Mais uma vez, foi a falta de flexibilidade do Bradesco em aceitar modelos alternativos de associação que levou o banco a perder a disputa pelo mineiro BMG, que ontem caiu nas mãos do concorrente Itaú Unibanco. O Bradesco fazia questão de ficar com 70% do capital do BMG.

Nos anos recentes, para mencionar apenas os maiores negócios, o Bradesco deixou de fazer acordo com o Unibanco e também com a seguradora Porto Seguro porque deparou-se com acionistas que não queriam simplesmente vender o controle e abrir mão das empresas que criaram – os Moreira Salles e os Garfinkel, respectivamente. Agora, o mesmo aconteceu com os Pentagna Guimarães, do BMG. O Itaú apresentou um desenho de transação que talvez os outros interessados pelo BMG não tenham vislumbrado. Não comprou o controle do banco, mas de fato passou a ser o controlador do que interessava (ver texto na página C1).

Segundo duas pessoas a par da operação, as conversas foram conduzidas ao longo do último fim de semana diretamente por Roberto Setubal, do Itaú, e Ricardo Guimarães e seu pai, Flávio Pentagna Guimarães, do BMG, sem a participação de terceiros. Na segunda-feira outras pessoas foram envolvidas para detalhar as condições do contrato. Ainda ontem, muita gente do Itaú soube da novidade juntamente com o restante do mercado.

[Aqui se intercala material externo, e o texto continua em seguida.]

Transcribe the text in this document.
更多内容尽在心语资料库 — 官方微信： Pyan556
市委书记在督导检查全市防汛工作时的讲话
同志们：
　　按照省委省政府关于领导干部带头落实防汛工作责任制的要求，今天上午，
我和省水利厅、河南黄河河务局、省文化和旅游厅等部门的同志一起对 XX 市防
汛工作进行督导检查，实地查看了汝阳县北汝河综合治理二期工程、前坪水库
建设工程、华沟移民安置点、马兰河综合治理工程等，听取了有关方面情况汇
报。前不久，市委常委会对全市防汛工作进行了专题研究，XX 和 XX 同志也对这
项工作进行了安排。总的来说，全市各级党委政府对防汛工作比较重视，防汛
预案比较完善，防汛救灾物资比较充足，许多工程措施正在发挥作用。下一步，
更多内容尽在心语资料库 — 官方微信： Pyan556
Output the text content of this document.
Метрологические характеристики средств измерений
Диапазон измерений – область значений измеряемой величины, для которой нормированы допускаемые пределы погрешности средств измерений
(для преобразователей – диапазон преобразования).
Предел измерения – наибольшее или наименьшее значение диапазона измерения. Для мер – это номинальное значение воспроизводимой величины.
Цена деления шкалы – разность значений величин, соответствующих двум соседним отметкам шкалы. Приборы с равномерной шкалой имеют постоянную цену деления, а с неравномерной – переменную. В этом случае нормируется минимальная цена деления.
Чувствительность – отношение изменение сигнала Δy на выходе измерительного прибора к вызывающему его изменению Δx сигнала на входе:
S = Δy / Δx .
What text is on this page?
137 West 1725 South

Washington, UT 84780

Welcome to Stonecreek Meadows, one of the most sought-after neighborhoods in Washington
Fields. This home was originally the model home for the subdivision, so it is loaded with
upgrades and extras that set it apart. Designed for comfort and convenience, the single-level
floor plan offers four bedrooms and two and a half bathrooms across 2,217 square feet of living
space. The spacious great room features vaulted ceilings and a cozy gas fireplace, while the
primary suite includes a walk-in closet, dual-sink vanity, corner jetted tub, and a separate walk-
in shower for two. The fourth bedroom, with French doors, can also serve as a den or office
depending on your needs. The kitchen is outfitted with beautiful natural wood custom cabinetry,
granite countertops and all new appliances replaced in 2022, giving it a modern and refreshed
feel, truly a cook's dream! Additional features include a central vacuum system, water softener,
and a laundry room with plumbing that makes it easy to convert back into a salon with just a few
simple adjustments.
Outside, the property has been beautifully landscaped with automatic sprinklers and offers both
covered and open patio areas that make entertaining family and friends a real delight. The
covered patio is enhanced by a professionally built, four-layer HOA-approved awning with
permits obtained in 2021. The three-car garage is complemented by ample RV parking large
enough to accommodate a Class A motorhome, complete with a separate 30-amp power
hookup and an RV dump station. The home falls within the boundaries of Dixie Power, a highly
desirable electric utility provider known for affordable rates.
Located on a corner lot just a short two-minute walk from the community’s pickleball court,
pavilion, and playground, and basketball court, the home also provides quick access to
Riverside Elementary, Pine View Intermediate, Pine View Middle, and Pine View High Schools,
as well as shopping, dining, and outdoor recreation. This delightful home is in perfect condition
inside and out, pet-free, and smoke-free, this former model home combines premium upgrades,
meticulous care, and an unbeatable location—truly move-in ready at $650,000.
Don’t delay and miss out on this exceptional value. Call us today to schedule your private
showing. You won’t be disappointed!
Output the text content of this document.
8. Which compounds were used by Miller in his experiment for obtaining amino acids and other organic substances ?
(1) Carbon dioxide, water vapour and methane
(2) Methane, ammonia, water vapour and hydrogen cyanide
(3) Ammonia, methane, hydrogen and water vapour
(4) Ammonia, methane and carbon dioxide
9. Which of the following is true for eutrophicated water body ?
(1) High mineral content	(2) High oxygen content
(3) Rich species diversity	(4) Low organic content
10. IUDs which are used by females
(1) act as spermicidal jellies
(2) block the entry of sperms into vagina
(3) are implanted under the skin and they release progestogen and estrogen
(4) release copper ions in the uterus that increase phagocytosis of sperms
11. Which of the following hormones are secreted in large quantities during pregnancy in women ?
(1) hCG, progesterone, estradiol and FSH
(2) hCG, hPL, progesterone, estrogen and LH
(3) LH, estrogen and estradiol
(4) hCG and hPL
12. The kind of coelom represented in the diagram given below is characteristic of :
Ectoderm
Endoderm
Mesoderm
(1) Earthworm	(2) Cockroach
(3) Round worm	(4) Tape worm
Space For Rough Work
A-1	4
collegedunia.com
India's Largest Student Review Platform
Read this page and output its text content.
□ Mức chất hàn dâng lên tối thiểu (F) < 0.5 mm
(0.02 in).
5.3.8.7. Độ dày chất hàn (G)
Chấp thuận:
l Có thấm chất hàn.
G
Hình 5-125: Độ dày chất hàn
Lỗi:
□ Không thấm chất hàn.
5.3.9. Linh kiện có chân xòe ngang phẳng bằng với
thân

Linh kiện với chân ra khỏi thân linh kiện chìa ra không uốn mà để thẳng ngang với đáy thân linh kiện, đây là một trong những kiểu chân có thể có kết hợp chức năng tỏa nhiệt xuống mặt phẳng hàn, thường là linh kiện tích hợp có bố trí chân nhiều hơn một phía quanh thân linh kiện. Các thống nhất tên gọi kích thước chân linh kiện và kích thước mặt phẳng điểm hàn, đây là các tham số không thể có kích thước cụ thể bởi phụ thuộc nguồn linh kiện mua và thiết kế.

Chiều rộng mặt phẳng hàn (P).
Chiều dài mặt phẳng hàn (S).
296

O anúncio surpreendeu o BTG Pactual e o Bradesco, que vinham tentando fechar negócio com os Pentagna Guimarães há algum tempo e não haviam recebido indicação de que o Itaú também estava no páreo.

O BTG nunca escondeu o interesse pelo BMG e já havia tentado uma aproximação no passado. Com a intervenção no Cruzeiro do Sul, no início de junho, que complicou ainda mais a vida dos bancos menores, passou a investir com mais força para tentar ficar com a instituição mineira. As condições oferecidas, entretanto, não satisfizeram os Pentagna Guimarães.

O Bradesco vinha conversando com o BMG há cerca de 40 dias, mas na última semana ficou mais claro que as divergências no conceito da operação poderiam inviabilizar o negócio. Além da questão do controle, outro aspecto que desagradava o Bradesco era a prática do BMG de promover operações com por meio de correspondentes bancários. O Bradesco tem restrições ao modelo de oferecer o crédito fora de agências.

Na quinta-feira, um alto executivo do Bradesco viajou para Belo Horizonte e jantou com executivo do BMG, e, sem um entendimento, disse que o banco não seguiria adiante com as conversas, apurou o Valor. Foi o que pavimentou o caminho para que o Itaú fechasse o negócio.